Once again, my blog posts have fallen behind, but that’s okay, since there’s more important things to be done around here than sitting at a computer and writing. But, I needed relax a little tonight after playing and trying to keep up with 4 young boys (not mine, a family we know). Finished the animal’s “feed prep” for Friday, got the eggs washed, and am waiting for supper, as Mom went to go find my brother Joel & hasn’t come back inside yet.
Anyways, lots been going on here – the previous post I wrote about phasing out the rabbits. What I didn’t mention, though, was that I’ve added 3 Narragansett Turkey poults, who were about 7 weeks old. It’s another one of my experiments, and we’ll decide by fall if they’re for the freezer or if I’ll keep all or some of them over the winter. I don’t know yet if they’re toms or hens, but the lady I got them from is only about 15 minutes away & said I could trade if I got too many of one gender. They’re in a semi-quarantine, in that they were totally separate for the first few days, but now share a fence line with the Swedish Flower Hens. But, the 3-some mostly stick together, wandering around – or pacing back and forth along the fence line – the grass paddock. They make unique little sounds, and are interesting to watch, especially since we can see them right out the back door/ porch.
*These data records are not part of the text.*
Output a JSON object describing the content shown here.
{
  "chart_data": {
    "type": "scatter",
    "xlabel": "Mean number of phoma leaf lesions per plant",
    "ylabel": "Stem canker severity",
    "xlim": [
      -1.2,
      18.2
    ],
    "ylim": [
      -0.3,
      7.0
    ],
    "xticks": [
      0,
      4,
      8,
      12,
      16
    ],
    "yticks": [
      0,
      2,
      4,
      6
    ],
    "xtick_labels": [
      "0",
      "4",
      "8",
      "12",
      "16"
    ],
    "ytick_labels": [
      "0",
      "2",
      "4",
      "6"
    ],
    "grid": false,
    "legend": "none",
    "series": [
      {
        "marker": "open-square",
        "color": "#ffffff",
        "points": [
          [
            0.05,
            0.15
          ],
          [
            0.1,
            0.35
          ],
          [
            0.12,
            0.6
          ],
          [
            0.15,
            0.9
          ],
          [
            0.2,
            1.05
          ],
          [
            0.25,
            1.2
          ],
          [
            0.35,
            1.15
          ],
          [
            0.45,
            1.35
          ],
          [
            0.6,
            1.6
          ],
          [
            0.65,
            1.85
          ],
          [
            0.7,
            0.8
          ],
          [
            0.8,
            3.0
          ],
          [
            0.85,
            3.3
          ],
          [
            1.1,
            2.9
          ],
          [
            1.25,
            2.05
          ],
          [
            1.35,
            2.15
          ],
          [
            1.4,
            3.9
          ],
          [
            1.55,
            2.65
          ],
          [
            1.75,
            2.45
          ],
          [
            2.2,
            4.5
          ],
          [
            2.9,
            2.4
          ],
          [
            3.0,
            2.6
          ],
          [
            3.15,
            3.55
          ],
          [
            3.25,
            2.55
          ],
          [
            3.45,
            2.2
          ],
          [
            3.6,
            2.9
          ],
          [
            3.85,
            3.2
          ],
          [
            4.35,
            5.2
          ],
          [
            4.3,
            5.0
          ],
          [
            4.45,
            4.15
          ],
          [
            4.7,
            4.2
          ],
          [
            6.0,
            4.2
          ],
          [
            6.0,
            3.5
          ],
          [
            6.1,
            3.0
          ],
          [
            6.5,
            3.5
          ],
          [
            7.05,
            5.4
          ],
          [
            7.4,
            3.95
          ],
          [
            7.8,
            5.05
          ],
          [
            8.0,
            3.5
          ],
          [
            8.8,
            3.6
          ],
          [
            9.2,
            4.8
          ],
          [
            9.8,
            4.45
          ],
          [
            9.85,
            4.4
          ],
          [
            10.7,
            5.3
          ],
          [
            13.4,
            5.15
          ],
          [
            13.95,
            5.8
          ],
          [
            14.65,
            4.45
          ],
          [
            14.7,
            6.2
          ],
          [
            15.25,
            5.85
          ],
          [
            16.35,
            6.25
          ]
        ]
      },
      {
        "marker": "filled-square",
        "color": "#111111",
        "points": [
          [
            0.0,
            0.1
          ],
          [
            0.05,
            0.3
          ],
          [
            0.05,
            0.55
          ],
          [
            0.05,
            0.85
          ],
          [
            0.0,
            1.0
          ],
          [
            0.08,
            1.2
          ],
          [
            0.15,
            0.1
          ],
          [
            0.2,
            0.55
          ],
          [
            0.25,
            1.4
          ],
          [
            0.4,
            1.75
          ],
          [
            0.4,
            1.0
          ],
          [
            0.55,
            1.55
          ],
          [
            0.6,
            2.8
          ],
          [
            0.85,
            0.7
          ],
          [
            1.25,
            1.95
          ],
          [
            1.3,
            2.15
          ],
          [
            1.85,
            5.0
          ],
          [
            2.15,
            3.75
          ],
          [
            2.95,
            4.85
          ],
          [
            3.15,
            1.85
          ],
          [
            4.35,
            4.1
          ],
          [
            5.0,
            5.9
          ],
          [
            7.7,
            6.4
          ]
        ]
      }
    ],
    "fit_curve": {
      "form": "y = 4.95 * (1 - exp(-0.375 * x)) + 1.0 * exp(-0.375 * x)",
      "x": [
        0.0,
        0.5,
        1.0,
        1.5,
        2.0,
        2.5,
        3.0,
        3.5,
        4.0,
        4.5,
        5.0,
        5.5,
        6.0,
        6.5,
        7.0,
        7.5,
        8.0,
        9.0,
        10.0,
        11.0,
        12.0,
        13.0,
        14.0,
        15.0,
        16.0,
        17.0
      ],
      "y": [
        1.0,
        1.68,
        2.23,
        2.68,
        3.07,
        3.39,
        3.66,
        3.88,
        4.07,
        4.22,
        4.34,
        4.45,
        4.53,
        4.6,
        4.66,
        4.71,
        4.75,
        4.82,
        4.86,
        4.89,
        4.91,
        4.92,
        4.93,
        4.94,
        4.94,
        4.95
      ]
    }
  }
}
I have broody hens galore, with all but one of the Muscovy ducks also broody. One of them doesn’t have eggs, 3 are sitting on eggs, and one is co-parenting ~12 little ducklings along with the broody hen who helped hatch the eggs. For the 1st two weeks, I plan to confine them, so the ducklings can get strong and hardy, before letting them explore with their moms. Otherwise, in years past I’ve lost ducklings due the mother duck taking a bath or being chased by Sir Francis & leaving the ducklings behind. All the chicks are out of the brooders, with the remaining young chicks being raised by broody hens. I finally made some creep feeders, so I can provide chick starter feed to the young’ins without the adults feasting on their higher protein and higher cost feed. So far it’s been working great, although once they reach a certain age they can’t fit, but still need the grower feed. That still needs to be worked on, but for now they’re eating the main flock’s feed that I mix with extra supplements, whole grains, etc to boost the protein content.